A collection of additional expenses, encompassing transaction charges, stock-based compensation expenses, and foreign currency revaluation of warrants and earn-outs, along with certain gains, yielded an adjusted EBITDA of €199.2 million, exhibiting a 31.1% decrease from the previous year.
Operating EBITDA attained €208.4 million, reflecting a 31.1% year-over-year decline, subsequent to €2.6 million in unrealized foreign exchange gains, €7.7 million in non-recurring and non-current operational adjustments, and €1.1 million in pre-acquisition losses.
Final Quarter
Income for the concluding quarter ending December 31 amounted to €329 million, representing a 3.5% reduction compared to the corresponding period in 2021.
Online gambling establishments once again constituted the dominant revenue source, reaching €209 million. Sports betting revenue stood at €113 million, while other revenue totaled €7 million.
Direct expenditures for the quarter reached €120 million, marking an increase of €2 million from the final quarter of 2021. Marketing expenses also maintained a relatively stable trajectory, rising by €1 million to €95 million. Concurrently, general and administrative expenses for the quarter attained €72 million, signifying a substantial increase of 24.1%.
Profit before taxation amounted to €38.2 million, exhibiting a 38.8% year-over-year decline. €1 million in financial income, €0.086 million in financial expenses, and €18.8 million in depreciation and amortization expenses resulted in an EBITDA of €56.1 million, reflecting a 32.5% reduction.

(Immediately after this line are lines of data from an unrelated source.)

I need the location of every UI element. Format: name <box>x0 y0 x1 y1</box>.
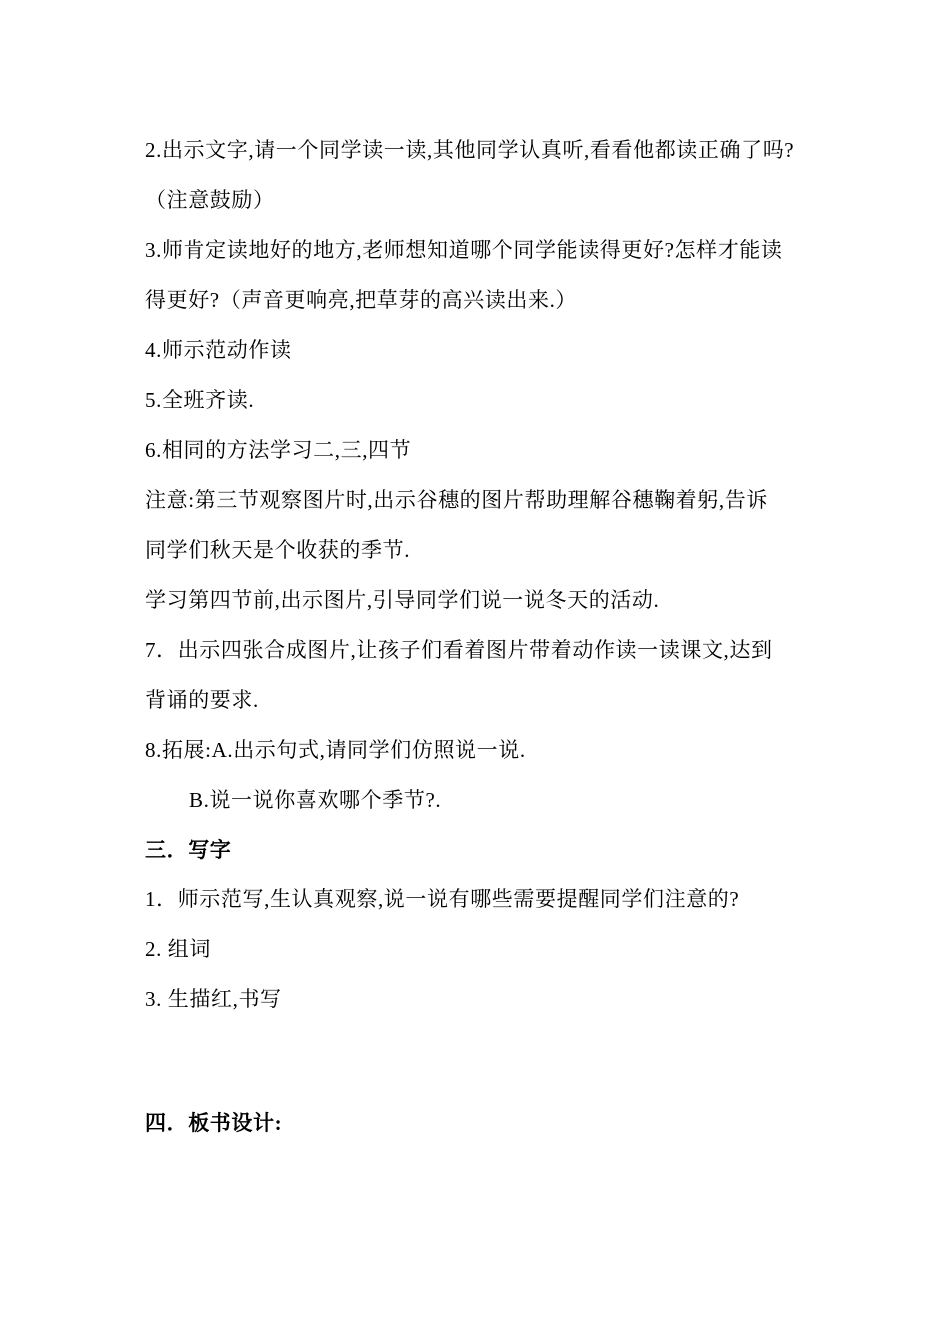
step-8-b-text: B.说一说你喜欢哪个季节?. <box>189 788 442 812</box>
note-text: 注意:第三节观察图片时,出示谷穗的图片帮助理解谷穗鞠着躬,告诉 <box>145 488 768 512</box>
step-2-note: （注意鼓励） <box>145 188 275 212</box>
step-3-text: 3.师肯定读地好的地方,老师想知道哪个同学能读得更好?怎样才能读 <box>145 238 783 262</box>
step-2-text: 2.出示文字,请一个同学读一读,其他同学认真听,看看他都读正确了吗? <box>145 138 795 162</box>
step-7-text: 7．出示四张合成图片,让孩子们看着图片带着动作读一读课文,达到 <box>145 638 773 662</box>
step-6-text: 6.相同的方法学习二,三,四节 <box>145 438 412 462</box>
step-8-text: 8.拓展:A.出示句式,请同学们仿照说一说. <box>145 738 526 762</box>
writing-step-3: 3. 生描红,书写 <box>145 987 282 1011</box>
step-4-text: 4.师示范动作读 <box>145 338 292 362</box>
section-heading-writing: 三．写字 <box>145 838 232 862</box>
note-continued: 同学们秋天是个收获的季节. <box>145 538 411 562</box>
step-7-continued: 背诵的要求. <box>145 688 259 712</box>
step-3-continued: 得更好?（声音更响亮,把草芽的高兴读出来.） <box>145 288 578 312</box>
step-5-text: 5.全班齐读. <box>145 388 255 412</box>
section-four-note: 学习第四节前,出示图片,引导同学们说一说冬天的活动. <box>145 588 660 612</box>
writing-step-2: 2. 组词 <box>145 937 211 961</box>
writing-step-1: 1．师示范写,生认真观察,说一说有哪些需要提醒同学们注意的? <box>145 887 740 911</box>
section-heading-board-design: 四．板书设计: <box>145 1111 283 1135</box>
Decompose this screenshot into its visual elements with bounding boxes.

A variety of other costs contributed to a significant decrease in overall EBITDA. Notably, the €43.3 million fair value adjustment in earn-out liabilities exerted a negative influence on the total. Nevertheless, the €10.5 million expense associated with restricted stock units provided a positive impetus.
The firms modified earnings before interest, taxes, depreciation, and amortization (EBITDA) for the three-month period was €17.9 million, a substantial drop of 73.8% compared to the same timeframe in the previous year. This figure incorporates both profits and expenses.
Nevertheless, after taking into account €22.1 million in unrealized foreign currency gains, €3.5 million in non-routine and non-ongoing operational modifications, and €1.3 million in pre-takeover losses, the company’s operational EBITDA for the quarter reached €42.3 million. This signifies a reduction of 39.1% on a yearly basis.